For decades， the industry's major oil and gas operators have explored the feasibility of using nitrogen injection for oil recovery due to its highly compressible nature， inert chemistry and reasonable cost of generation (the feedstock is atmospheric air).

Nitrogen is used in EOR through "miscible displacement" or "miscible flooding" - a process that improves the mobility of hydrocarbons by reducing the interfacial tension between oil and water.
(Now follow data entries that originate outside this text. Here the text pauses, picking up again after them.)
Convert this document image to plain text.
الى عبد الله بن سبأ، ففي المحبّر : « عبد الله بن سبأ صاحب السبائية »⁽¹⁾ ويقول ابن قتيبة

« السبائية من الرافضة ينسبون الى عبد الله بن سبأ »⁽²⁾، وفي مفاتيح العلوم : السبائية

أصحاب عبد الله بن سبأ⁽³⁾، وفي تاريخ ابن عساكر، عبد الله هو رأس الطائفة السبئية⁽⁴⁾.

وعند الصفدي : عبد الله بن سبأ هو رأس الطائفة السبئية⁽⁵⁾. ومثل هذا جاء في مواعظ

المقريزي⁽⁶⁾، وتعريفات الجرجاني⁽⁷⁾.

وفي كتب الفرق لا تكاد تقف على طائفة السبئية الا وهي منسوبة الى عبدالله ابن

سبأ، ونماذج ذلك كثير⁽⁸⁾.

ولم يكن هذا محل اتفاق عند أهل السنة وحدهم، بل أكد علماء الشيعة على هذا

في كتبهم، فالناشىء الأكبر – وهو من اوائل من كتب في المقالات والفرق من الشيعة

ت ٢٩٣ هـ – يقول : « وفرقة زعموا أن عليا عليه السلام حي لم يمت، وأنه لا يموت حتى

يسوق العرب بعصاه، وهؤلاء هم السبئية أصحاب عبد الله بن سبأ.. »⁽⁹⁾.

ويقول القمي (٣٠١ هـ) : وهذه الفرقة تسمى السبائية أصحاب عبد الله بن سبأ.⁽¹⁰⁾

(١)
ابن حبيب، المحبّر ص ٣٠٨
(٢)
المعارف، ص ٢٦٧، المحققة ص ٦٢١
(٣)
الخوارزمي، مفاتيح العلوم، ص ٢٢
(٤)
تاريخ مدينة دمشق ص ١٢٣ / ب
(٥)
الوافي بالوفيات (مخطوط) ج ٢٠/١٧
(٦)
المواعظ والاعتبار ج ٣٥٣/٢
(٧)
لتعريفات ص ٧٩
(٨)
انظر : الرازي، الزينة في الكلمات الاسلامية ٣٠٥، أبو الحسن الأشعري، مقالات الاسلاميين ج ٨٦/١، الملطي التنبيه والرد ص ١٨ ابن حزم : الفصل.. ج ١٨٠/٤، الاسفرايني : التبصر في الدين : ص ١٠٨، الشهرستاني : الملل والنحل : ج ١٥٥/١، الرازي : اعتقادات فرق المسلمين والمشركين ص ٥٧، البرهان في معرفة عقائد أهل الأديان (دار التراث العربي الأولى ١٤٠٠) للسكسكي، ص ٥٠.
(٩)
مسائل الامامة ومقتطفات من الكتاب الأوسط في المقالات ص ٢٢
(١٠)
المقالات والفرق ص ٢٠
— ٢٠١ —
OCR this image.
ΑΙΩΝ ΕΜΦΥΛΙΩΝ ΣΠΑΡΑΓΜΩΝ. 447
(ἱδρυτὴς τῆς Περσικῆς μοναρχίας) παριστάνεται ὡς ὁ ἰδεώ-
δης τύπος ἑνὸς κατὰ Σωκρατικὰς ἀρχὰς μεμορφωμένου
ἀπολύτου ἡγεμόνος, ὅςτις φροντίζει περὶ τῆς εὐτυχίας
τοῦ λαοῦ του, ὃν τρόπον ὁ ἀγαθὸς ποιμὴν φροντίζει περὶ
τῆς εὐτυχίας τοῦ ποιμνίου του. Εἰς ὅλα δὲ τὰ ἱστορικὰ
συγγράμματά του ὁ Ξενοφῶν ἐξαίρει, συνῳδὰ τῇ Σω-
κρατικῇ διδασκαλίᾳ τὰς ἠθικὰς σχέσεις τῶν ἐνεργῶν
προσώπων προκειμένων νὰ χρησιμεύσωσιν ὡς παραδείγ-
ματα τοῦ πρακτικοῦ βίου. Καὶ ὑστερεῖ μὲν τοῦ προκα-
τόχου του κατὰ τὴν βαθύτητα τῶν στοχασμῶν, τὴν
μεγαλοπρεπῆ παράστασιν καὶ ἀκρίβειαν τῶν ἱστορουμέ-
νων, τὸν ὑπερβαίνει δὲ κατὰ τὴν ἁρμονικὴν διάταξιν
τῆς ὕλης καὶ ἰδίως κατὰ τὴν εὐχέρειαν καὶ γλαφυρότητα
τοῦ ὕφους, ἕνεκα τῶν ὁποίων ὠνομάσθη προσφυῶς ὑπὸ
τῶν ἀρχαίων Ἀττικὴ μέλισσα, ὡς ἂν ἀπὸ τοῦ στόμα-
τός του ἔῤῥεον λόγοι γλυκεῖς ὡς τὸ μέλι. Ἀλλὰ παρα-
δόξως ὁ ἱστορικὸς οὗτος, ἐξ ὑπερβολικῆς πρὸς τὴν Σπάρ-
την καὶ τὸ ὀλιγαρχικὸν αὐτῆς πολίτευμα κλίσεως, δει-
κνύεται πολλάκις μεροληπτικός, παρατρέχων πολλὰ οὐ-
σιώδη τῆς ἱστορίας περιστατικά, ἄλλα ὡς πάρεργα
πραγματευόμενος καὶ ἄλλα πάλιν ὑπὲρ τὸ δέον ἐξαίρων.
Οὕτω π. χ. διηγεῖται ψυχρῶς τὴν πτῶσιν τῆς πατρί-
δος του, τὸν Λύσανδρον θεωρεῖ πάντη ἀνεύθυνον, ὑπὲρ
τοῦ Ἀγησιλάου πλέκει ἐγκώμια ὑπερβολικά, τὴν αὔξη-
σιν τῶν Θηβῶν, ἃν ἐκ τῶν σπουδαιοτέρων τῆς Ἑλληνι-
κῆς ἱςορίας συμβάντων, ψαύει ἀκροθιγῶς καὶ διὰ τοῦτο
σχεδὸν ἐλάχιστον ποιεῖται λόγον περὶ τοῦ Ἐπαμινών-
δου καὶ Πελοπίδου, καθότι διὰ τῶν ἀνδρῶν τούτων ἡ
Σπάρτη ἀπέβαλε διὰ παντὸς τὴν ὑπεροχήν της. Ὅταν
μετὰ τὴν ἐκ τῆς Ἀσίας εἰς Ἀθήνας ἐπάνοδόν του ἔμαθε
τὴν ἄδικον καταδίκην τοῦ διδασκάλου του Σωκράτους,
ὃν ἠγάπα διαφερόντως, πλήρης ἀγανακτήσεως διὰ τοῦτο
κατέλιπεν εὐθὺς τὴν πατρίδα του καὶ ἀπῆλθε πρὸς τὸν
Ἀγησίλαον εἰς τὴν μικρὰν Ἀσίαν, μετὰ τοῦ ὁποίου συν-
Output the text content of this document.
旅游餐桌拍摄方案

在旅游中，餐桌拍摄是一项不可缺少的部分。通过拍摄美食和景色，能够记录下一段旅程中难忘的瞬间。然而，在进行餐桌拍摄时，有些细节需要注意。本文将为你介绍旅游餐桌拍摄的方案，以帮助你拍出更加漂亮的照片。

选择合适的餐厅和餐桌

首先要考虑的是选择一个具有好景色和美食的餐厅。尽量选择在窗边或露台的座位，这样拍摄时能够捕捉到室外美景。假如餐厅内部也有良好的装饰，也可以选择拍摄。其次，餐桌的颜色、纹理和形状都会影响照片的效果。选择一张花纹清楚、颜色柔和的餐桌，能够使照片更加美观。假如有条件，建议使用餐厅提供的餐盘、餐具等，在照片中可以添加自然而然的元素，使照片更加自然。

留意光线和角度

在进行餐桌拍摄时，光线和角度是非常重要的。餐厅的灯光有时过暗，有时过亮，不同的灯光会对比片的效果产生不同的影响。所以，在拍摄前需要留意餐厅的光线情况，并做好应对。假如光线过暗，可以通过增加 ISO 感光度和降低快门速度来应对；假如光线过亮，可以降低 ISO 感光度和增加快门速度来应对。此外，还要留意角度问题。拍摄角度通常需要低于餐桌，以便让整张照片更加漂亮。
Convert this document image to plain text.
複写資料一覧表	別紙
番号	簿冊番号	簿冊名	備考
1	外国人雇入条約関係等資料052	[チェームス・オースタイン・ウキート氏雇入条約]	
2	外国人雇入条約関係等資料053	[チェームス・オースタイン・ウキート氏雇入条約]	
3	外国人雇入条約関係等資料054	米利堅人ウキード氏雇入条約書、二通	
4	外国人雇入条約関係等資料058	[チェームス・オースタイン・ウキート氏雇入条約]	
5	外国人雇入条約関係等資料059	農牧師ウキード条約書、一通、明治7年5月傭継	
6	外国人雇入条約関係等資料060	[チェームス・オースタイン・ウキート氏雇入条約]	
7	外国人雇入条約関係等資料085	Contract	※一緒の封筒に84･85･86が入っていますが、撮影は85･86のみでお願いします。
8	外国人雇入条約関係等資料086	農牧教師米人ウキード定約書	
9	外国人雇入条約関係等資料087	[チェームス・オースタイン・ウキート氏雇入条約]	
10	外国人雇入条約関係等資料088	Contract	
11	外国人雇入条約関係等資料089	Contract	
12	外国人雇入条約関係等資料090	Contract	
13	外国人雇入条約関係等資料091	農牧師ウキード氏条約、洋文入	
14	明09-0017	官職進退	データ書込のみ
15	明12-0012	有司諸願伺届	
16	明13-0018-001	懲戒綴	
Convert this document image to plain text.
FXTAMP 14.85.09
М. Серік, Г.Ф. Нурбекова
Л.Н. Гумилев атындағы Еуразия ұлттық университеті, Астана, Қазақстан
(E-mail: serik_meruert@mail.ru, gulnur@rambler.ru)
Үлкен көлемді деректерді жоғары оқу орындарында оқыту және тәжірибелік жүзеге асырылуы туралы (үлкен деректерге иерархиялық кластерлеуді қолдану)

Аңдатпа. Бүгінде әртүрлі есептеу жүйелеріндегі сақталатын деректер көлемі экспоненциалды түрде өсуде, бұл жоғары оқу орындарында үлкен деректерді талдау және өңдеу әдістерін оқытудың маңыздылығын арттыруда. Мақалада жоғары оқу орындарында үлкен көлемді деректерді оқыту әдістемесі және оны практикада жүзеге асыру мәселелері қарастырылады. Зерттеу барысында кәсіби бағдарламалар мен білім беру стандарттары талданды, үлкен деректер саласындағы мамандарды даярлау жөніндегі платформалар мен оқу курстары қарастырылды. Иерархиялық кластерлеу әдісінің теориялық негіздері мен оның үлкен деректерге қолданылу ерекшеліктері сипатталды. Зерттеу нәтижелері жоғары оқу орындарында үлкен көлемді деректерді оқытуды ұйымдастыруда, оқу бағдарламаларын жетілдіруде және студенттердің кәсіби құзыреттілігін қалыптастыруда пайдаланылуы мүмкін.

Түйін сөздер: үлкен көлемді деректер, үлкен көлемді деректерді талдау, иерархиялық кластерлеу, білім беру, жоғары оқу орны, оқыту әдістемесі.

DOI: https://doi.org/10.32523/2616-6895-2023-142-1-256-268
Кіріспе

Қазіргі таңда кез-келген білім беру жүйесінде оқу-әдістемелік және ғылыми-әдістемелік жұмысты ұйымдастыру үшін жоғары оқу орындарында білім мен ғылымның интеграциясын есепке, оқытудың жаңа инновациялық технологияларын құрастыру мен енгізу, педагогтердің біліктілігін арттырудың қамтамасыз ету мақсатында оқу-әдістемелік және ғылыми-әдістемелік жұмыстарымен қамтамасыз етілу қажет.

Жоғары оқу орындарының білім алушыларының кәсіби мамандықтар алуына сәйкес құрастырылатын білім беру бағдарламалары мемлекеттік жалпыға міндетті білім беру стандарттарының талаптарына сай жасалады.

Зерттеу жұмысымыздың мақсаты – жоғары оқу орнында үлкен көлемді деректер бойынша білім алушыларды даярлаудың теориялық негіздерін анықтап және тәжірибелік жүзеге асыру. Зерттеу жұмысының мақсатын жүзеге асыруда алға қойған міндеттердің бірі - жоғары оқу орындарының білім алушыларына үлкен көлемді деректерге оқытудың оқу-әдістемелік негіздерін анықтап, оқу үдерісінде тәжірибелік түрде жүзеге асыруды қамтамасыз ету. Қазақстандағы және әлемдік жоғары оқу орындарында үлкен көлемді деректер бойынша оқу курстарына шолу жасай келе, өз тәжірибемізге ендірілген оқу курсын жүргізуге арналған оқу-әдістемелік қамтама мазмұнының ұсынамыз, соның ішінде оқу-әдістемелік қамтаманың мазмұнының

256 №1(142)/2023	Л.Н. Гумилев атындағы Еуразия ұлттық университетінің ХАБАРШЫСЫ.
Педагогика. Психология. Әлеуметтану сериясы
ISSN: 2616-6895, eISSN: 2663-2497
How Nitrogen Replacement Works

In nitrogen injection， N2 at the appropriate minimum miscible pressure (MMP) is injected into the reservoir to release hydrocarbons trapped in the formation.

At very high pressures (about 15，000 psi)， N2 forms a miscible slug that sweeps hydrocarbons out of the hard-to-reach portions of the reservoir and pools them together， which are then pumped to the production well for collection. This process can recover up to 60% of the OIIP.

Advantages of nitrogen injection

Nitrogen injection is one of the more popular EOR technologies because it is cost effective and sustainable. A single railcar (nitrogen storage and transport unit) can hold up to 1.2 million standard cubic feet (SCF) of liquid nitrogen.

Another advantage of using nitrogen injection for enhanced oil recovery is its inert chemical properties. Nitrogen prevents downhole flaring of flammable gases and， unlike carbon dioxide， has no corrosive effect on pipelines.

Nitrogen Injection Systems

The nitrogen injection system is all the equipment required to perform nitrogen injection. An important component of the nitrogen generation system is the nitrogen generator (PSA nitrogen machine， nitrogen equipment) - used to generate on-demand nitrogen from the atmosphere by cryogenic fractionation.